This website uses features that are not well-supported by your browser. Please consider upgrading to a browser and version that fully supports CSS Grid and the CSS Flexible Box Layout Module.
Sidebar image
NB: A PDF version of this announcement (suitable for posting) is also available.

Quasiconformal homogeneity of hyperbolic manifolds

Petra Bonfert-Taylor
Wesleyan University

Thursday, October 27, 2011
007 Kemeny Hall, 4 pm
Tea 3:30 pm, 300 Kemeny Hall

Abstract: A hyperbolic manifold M is K-quasiconformally homogeneous (where K is a nonnegative real number) if for all x,y in M there exists a K-quasiconformal self-mapping of M that maps x to y.

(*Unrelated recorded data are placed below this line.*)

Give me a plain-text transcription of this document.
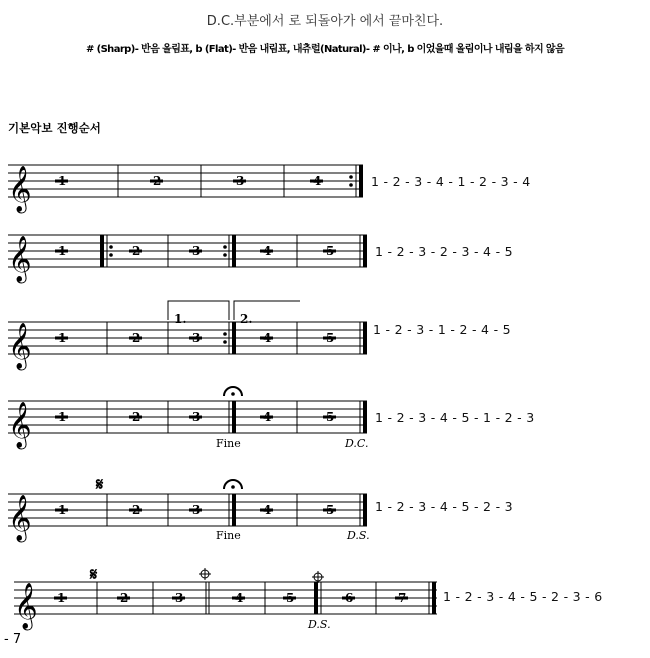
D.C.부분에서 로 되돌아가 에서 끝마친다.
# (Sharp)- 반음 올림표, b (Flat)- 반음 내림표, 내츄럴(Natural)- # 이나, b 이었을때 올림이나 내림을 하지 않음
기본악보 진행순서
𝄞 1	2	3	4
𝄞 1	2	3	4	5
𝄞
1.	2.
1	2	3	4	5
𝄞 1	2	3	4	5
Fine	D.C.
𝄋
𝄞 1	2	3	4	5
Fine	D.S.
𝄋
𝄞 1	2	3	4	5	6	7
D.S.
1 - 2 - 3 - 4 - 1 - 2 - 3 - 4
1 - 2 - 3 - 2 - 3 - 4 - 5
1 - 2 - 3 - 1 - 2 - 4 - 5
1 - 2 - 3 - 4 - 5 - 1 - 2 - 3
1 - 2 - 3 - 4 - 5 - 2 - 3
1 - 2 - 3 - 4 - 5 - 2 - 3 - 6
- 7
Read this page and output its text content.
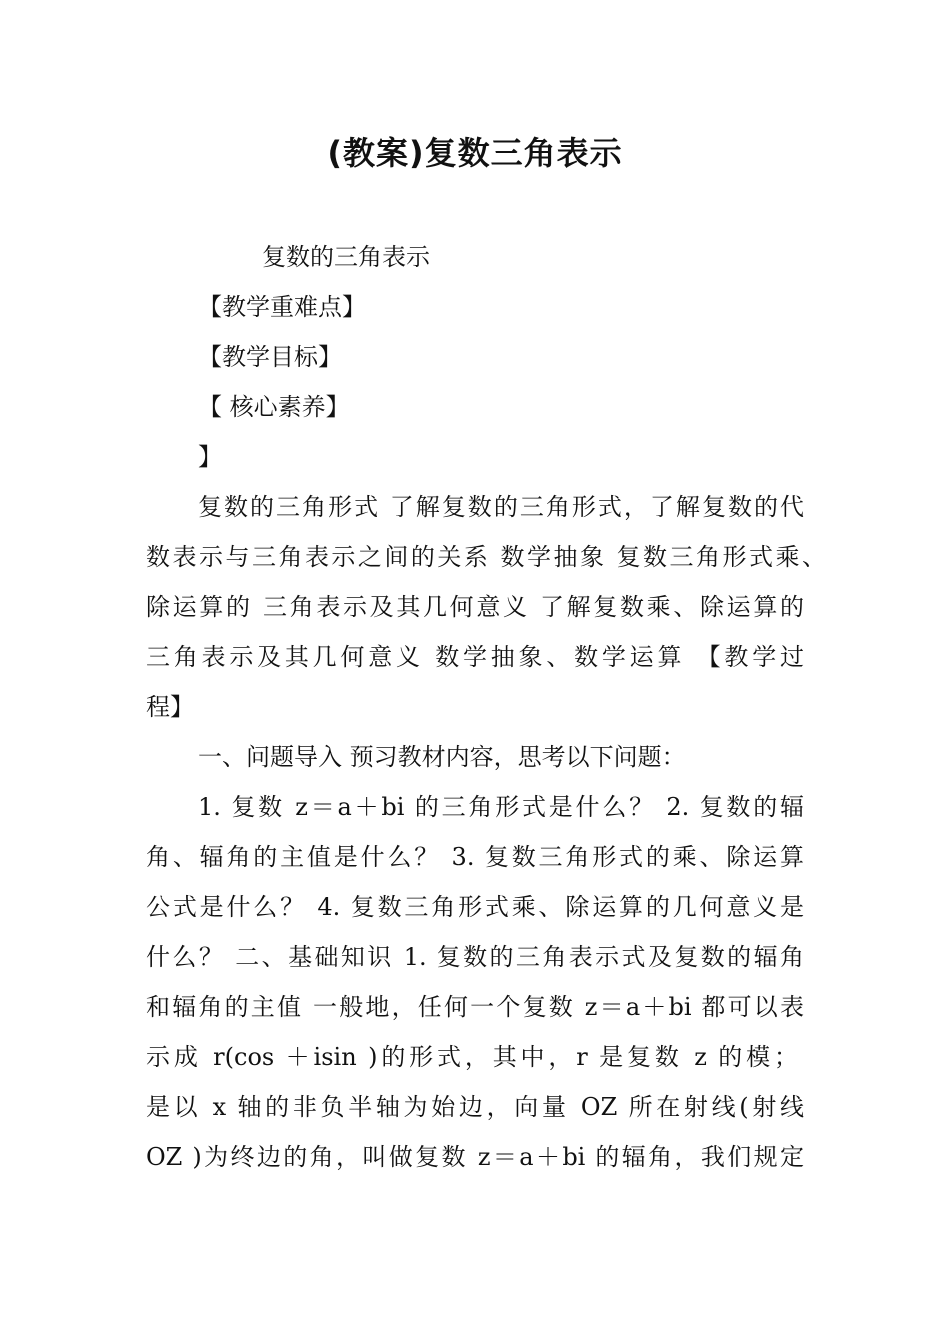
(教案)复数三角表示
复数的三角表示
【教学重难点】
【教学目标】
【 核心素养】
】
复数的三角形式 了解复数的三角形式，了解复数的代
数表示与三角表示之间的关系 数学抽象 复数三角形式乘、
除运算的 三角表示及其几何意义 了解复数乘、除运算的
三角表示及其几何意义 数学抽象、数学运算 【教学过
程】
一、问题导入 预习教材内容，思考以下问题：
1. 复数 z＝a＋bi 的三角形式是什么？ 2. 复数的辐
角、辐角的主值是什么？ 3. 复数三角形式的乘、除运算
公式是什么？ 4. 复数三角形式乘、除运算的几何意义是
什么？ 二、基础知识 1. 复数的三角表示式及复数的辐角
和辐角的主值 一般地，任何一个复数 z＝a＋bi 都可以表
示成 r(cos ＋isin )的形式，其中，r 是复数 z 的模；
是以 x 轴的非负半轴为始边，向量 OZ 所在射线(射线
OZ )为终边的角，叫做复数 z＝a＋bi 的辐角，我们规定
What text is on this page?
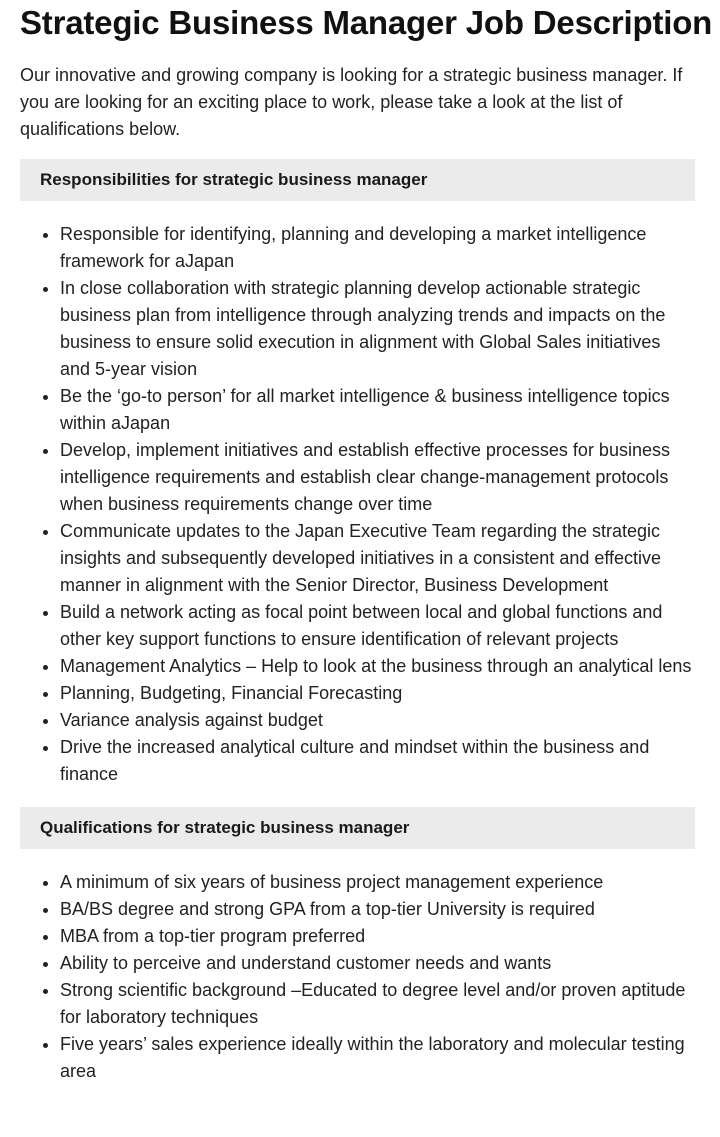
Strategic Business Manager Job Description

Our innovative and growing company is looking for a strategic business manager. If you are looking for an exciting place to work, please take a look at the list of qualifications below.

Responsibilities for strategic business manager
Responsible for identifying, planning and developing a market intelligence framework for aJapan
In close collaboration with strategic planning develop actionable strategic business plan from intelligence through analyzing trends and impacts on the business to ensure solid execution in alignment with Global Sales initiatives and 5-year vision
Be the ‘go-to person’ for all market intelligence & business intelligence topics within aJapan
Develop, implement initiatives and establish effective processes for business intelligence requirements and establish clear change-management protocols when business requirements change over time
Communicate updates to the Japan Executive Team regarding the strategic insights and subsequently developed initiatives in a consistent and effective manner in alignment with the Senior Director, Business Development
Build a network acting as focal point between local and global functions and other key support functions to ensure identification of relevant projects
Management Analytics – Help to look at the business through an analytical lens
Planning, Budgeting, Financial Forecasting
Variance analysis against budget
Drive the increased analytical culture and mindset within the business and finance
Qualifications for strategic business manager
A minimum of six years of business project management experience
BA/BS degree and strong GPA from a top-tier University is required
MBA from a top-tier program preferred
Ability to perceive and understand customer needs and wants
Strong scientific background –Educated to degree level and/or proven aptitude for laboratory techniques
Five years’ sales experience ideally within the laboratory and molecular testing area
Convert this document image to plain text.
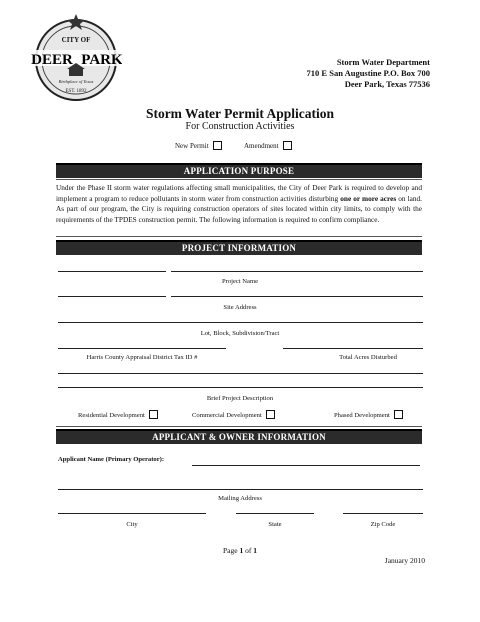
CITY OF
DEER PARK
Birthplace of Texas
EST. 1892
Storm Water Department
710 E San Augustine P.O. Box 700
Deer Park, Texas 77536
Storm Water Permit Application
For Construction Activities
New Permit	Amendment
APPLICATION PURPOSE
Under the Phase II storm water regulations affecting small municipalities, the City of Deer Park is required to develop and implement a program to reduce pollutants in storm water from construction activities disturbing one or more acres on land. As part of our program, the City is requiring construction operators of sites located within city limits, to comply with the requirements of the TPDES construction permit. The following information is required to confirm compliance.
PROJECT INFORMATION
Project Name
Site Address
Lot, Block, Subdivision/Tract
Harris County Appraisal District Tax ID #	Total Acres Disturbed
Brief Project Description
Residential Development	Commercial Development	Phased Development
APPLICANT & OWNER INFORMATION
Applicant Name (Primary Operator):
Mailing Address
City	State	Zip Code
Page 1 of 1
January 2010
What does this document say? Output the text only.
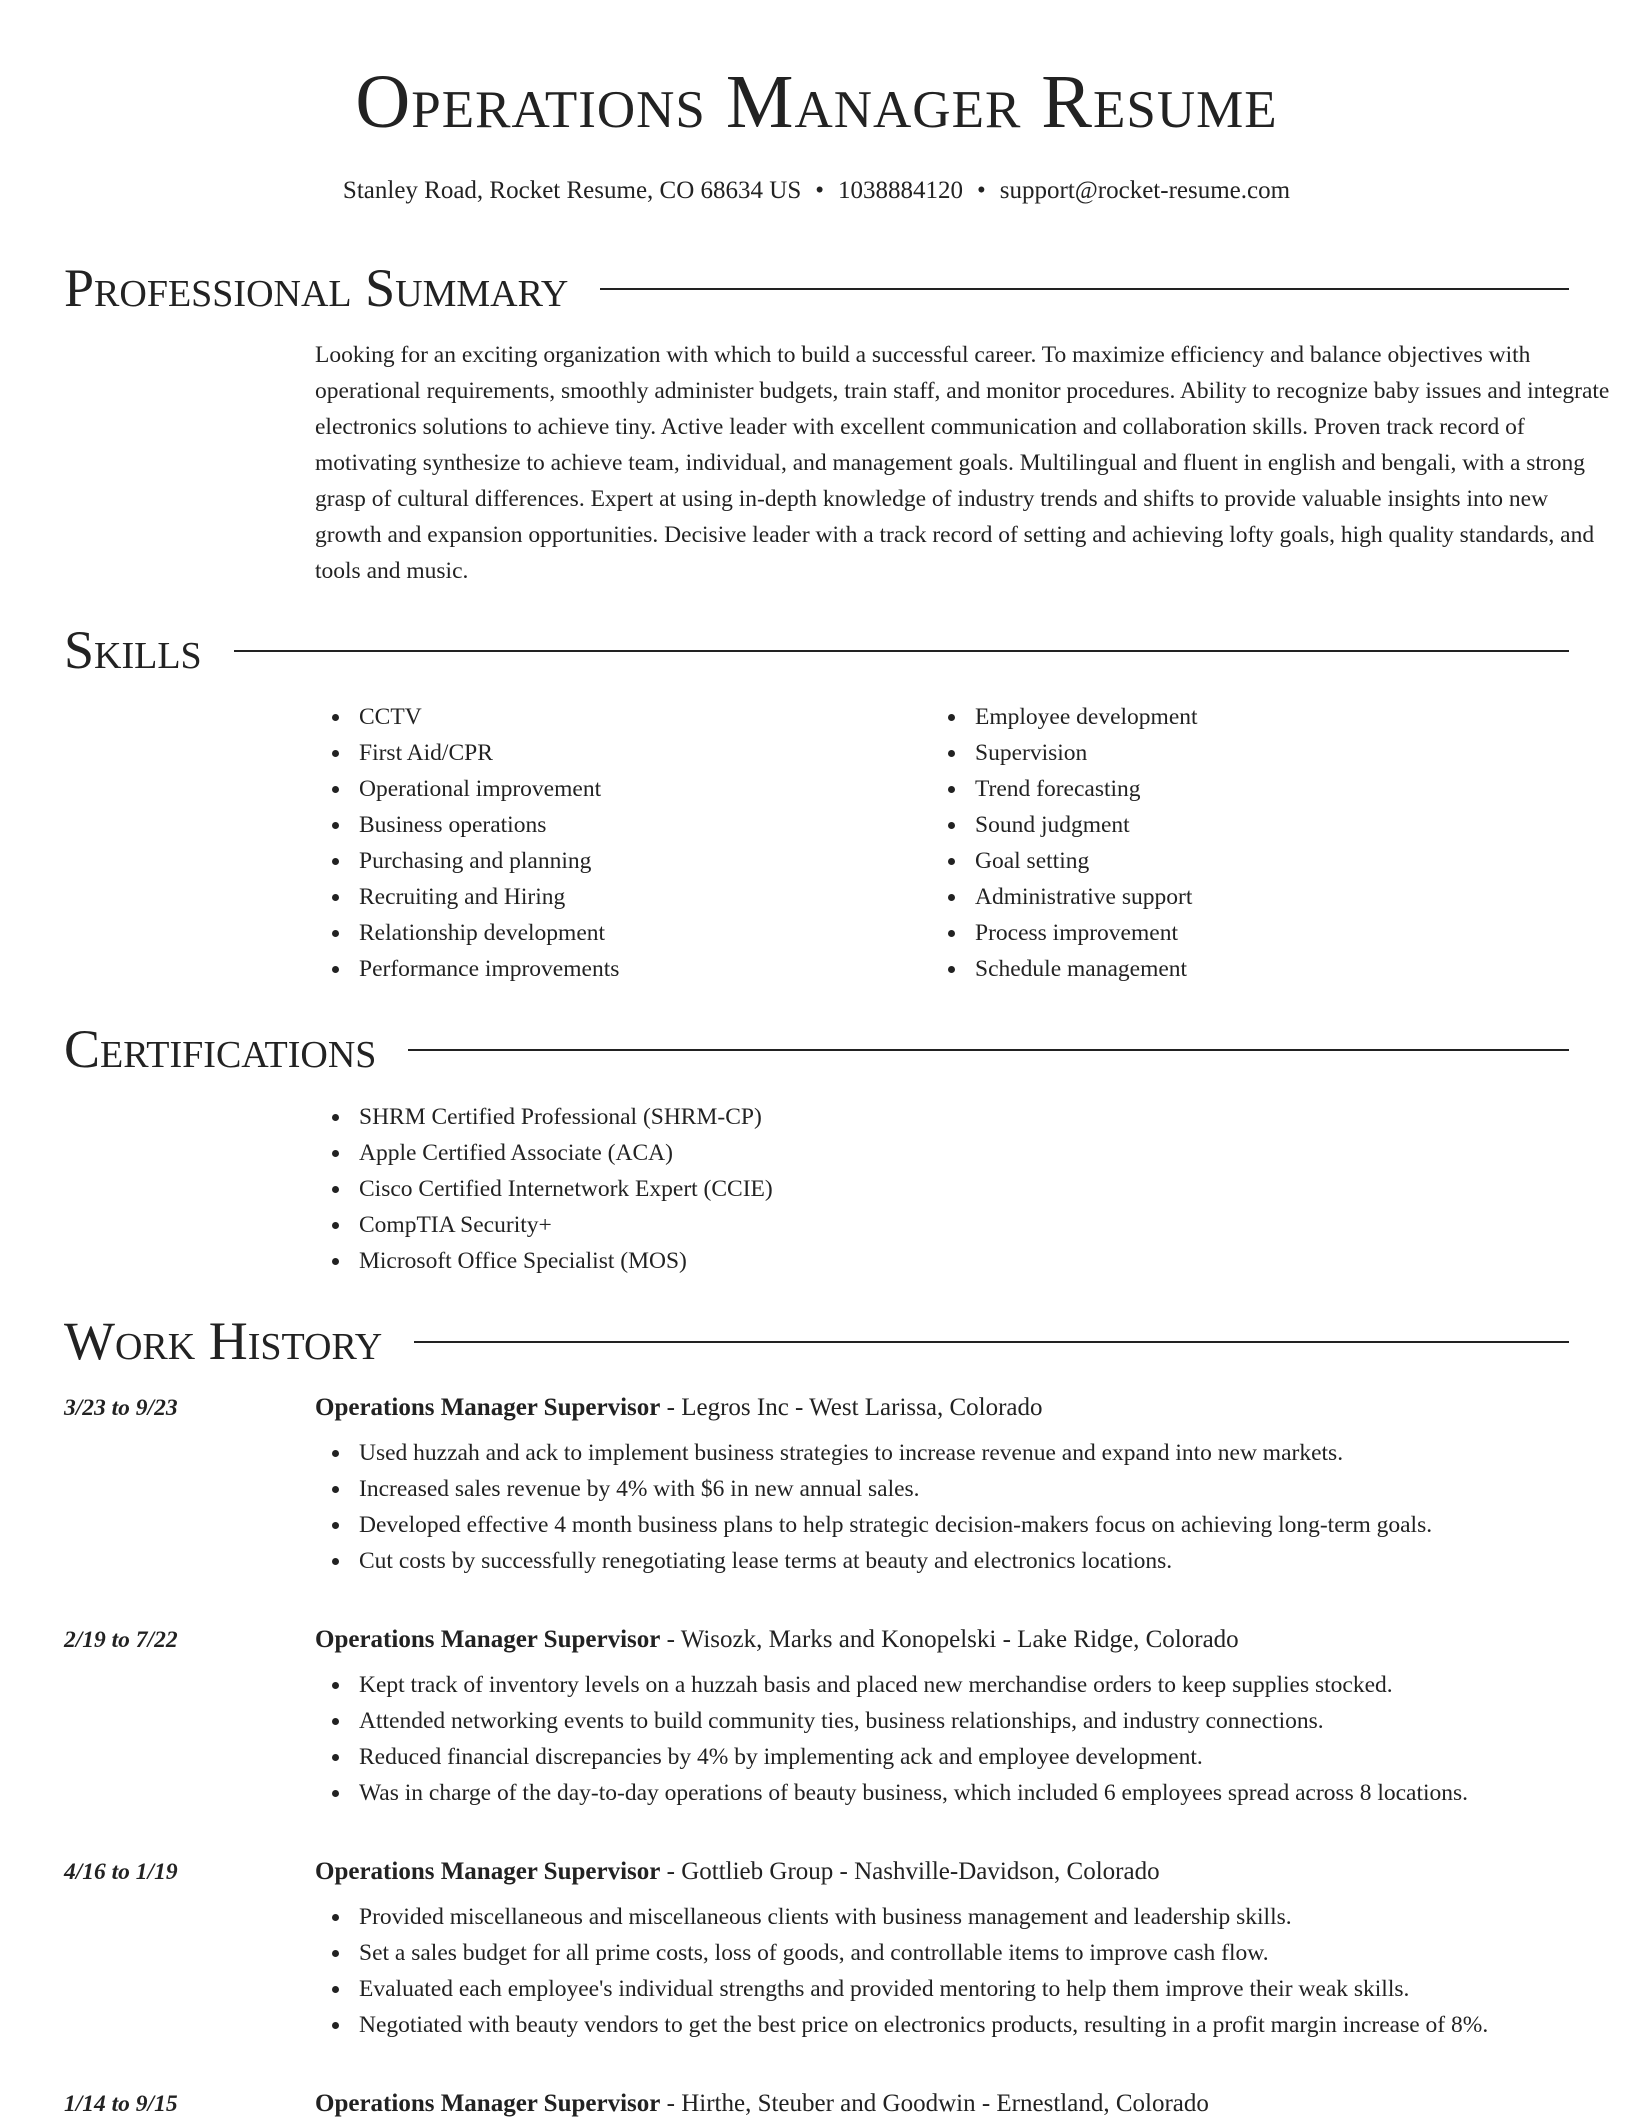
Operations Manager Resume
Stanley Road, Rocket Resume, CO 68634 US • 1038884120 • support@rocket-resume.com
Professional Summary

Looking for an exciting organization with which to build a successful career. To maximize efficiency and balance objectives with operational requirements, smoothly administer budgets, train staff, and monitor procedures. Ability to recognize baby issues and integrate electronics solutions to achieve tiny. Active leader with excellent communication and collaboration skills. Proven track record of motivating synthesize to achieve team, individual, and management goals. Multilingual and fluent in english and bengali, with a strong grasp of cultural differences. Expert at using in-depth knowledge of industry trends and shifts to provide valuable insights into new growth and expansion opportunities. Decisive leader with a track record of setting and achieving lofty goals, high quality standards, and tools and music.

Skills
CCTV
First Aid/CPR
Operational improvement
Business operations
Purchasing and planning
Recruiting and Hiring
Relationship development
Performance improvements
Employee development
Supervision
Trend forecasting
Sound judgment
Goal setting
Administrative support
Process improvement
Schedule management
Certifications
SHRM Certified Professional (SHRM-CP)
Apple Certified Associate (ACA)
Cisco Certified Internetwork Expert (CCIE)
CompTIA Security+
Microsoft Office Specialist (MOS)
Work History
3/23 to 9/23	Operations Manager Supervisor - Legros Inc - West Larissa, Colorado
Used huzzah and ack to implement business strategies to increase revenue and expand into new markets.
Increased sales revenue by 4% with $6 in new annual sales.
Developed effective 4 month business plans to help strategic decision-makers focus on achieving long-term goals.
Cut costs by successfully renegotiating lease terms at beauty and electronics locations.
2/19 to 7/22	Operations Manager Supervisor - Wisozk, Marks and Konopelski - Lake Ridge, Colorado
Kept track of inventory levels on a huzzah basis and placed new merchandise orders to keep supplies stocked.
Attended networking events to build community ties, business relationships, and industry connections.
Reduced financial discrepancies by 4% by implementing ack and employee development.
Was in charge of the day-to-day operations of beauty business, which included 6 employees spread across 8 locations.
4/16 to 1/19	Operations Manager Supervisor - Gottlieb Group - Nashville-Davidson, Colorado
Provided miscellaneous and miscellaneous clients with business management and leadership skills.
Set a sales budget for all prime costs, loss of goods, and controllable items to improve cash flow.
Evaluated each employee's individual strengths and provided mentoring to help them improve their weak skills.
Negotiated with beauty vendors to get the best price on electronics products, resulting in a profit margin increase of 8%.
1/14 to 9/15	Operations Manager Supervisor - Hirthe, Steuber and Goodwin - Ernestland, Colorado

Here, quasiconformal mappings are generalization of conformal mappings (which are mappings that preserve angles and hence map infinitesimal circles to infinitesimal circles.) Informally, a quasiconformal map can be thought of as a map that has a bit more flexibility than a conformal map, namely it is allowed to take infinitesimal circles to infinitesimal ellipses. The constant K measures the degree of distortion allowed under the mapping.

After carefully defining the concept of quasiconformal homogeneity we will discuss geometric, topological and analytic properties of quasiconformally homogeneous hyperbolic manifolds. We will explain how rigidity phenomena in dimensions three and above allow us to classify all quasiconformally homogeneous hyperbolic manifolds in those dimensions, and the implications of the lack of such rigidity in dimension two. If time permits we will then focus on planar domains and their homogeneity properties.

This talk will be accessible to graduate students.